A Connecticut Yankee on the Starship Enterprise

Mark Twain on "Star Trek"

 

 

For the 1992 season finale, the creators of Star Trek: The Next Generation chose to transplant their cast of characters to San Francisco in 1893.  The choice of locations is not nearly as interesting as the man they meet in San Francisco--Samuel Clemens, aka Mark Twain.  In his fiction, Mark Twain often wrote of frontiers-- the free lands on the other side of the Mississippi, the great West as seen especially in Roughing It, and even time traveling, as in  his novel, A Connecticut Yankee in King Arthur's Court. 

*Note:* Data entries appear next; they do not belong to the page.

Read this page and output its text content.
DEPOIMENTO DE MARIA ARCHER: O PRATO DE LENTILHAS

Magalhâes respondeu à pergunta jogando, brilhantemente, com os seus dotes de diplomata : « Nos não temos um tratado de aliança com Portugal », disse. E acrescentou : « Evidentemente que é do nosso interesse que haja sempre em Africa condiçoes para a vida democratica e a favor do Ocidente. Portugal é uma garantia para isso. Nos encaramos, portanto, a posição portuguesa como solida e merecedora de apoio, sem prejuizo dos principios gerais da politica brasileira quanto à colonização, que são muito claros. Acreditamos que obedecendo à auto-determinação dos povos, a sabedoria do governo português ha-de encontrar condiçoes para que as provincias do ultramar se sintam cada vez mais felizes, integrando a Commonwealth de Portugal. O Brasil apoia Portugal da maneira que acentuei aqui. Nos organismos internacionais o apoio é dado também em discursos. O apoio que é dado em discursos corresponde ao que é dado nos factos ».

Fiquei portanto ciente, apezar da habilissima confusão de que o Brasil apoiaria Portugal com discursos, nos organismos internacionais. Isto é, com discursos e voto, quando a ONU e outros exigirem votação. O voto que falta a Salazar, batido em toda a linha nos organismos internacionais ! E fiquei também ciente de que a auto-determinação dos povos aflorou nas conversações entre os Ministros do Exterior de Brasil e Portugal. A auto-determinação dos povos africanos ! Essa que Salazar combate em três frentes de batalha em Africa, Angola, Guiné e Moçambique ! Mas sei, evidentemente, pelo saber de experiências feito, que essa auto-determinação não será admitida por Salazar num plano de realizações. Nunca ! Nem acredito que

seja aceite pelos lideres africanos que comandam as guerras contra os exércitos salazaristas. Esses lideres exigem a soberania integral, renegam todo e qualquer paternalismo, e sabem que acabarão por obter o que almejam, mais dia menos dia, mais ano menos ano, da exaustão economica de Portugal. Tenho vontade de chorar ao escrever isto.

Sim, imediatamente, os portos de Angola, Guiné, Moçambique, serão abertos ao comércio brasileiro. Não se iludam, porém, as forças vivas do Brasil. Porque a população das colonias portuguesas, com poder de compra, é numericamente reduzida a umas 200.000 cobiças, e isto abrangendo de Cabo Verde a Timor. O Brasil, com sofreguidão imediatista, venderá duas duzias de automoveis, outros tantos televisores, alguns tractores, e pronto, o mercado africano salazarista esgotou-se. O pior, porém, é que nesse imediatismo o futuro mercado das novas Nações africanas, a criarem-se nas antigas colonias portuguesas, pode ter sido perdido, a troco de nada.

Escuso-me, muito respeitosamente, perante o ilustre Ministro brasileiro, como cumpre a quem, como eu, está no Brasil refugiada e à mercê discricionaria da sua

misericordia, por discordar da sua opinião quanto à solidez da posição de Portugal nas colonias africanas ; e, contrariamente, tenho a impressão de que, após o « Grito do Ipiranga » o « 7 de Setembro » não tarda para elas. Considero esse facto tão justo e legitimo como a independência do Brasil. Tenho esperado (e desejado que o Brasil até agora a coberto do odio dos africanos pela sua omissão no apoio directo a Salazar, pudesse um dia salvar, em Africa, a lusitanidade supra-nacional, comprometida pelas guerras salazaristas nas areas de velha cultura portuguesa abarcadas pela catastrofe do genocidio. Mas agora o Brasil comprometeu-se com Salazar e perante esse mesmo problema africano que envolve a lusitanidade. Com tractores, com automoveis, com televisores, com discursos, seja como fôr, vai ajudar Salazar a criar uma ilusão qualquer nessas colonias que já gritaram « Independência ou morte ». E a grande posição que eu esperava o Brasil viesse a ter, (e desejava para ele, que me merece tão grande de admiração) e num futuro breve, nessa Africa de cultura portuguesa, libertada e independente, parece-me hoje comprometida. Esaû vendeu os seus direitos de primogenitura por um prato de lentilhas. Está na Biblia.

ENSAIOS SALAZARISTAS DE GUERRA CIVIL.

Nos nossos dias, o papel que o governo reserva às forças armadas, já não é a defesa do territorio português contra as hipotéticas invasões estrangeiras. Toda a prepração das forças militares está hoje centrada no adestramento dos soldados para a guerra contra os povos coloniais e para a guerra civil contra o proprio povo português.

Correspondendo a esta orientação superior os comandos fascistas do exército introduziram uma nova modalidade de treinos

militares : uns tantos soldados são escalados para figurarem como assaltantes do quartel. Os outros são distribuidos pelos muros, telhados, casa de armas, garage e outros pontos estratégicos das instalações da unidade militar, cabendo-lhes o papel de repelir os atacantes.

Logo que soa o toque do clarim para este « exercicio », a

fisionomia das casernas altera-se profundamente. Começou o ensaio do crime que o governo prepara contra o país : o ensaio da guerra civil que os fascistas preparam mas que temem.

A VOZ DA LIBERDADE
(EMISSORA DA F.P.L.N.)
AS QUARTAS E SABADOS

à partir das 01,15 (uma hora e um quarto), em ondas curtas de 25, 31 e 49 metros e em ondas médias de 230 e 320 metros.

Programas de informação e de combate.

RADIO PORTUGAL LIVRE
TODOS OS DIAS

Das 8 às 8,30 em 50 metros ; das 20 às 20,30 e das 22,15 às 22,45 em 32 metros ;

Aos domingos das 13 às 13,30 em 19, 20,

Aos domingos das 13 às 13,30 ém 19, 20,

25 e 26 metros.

It is therefore not surprising that the Star Trek's writers chose Mark Twain as a special guest.  Not only is he one of the most famous and colorful figures in American history, he is also associated with the American West and the frontier--akin to Star Trek's seeking out the frontiers of the solar system in search for new civilizations.  But Twain is also useful to enforce one of the show's main points.  As a staunch anti-imperialist late in life, and supposedly rather bitter and cynical before his death, he can (and does) stand in opposition to what he considers the USS Enterprise's mission--but after a few firm philosophical lectures on the benevolence of the Enterprise and its crew, and a promise of a brighter future for those on Earth, Twain surprisingly changes his ways.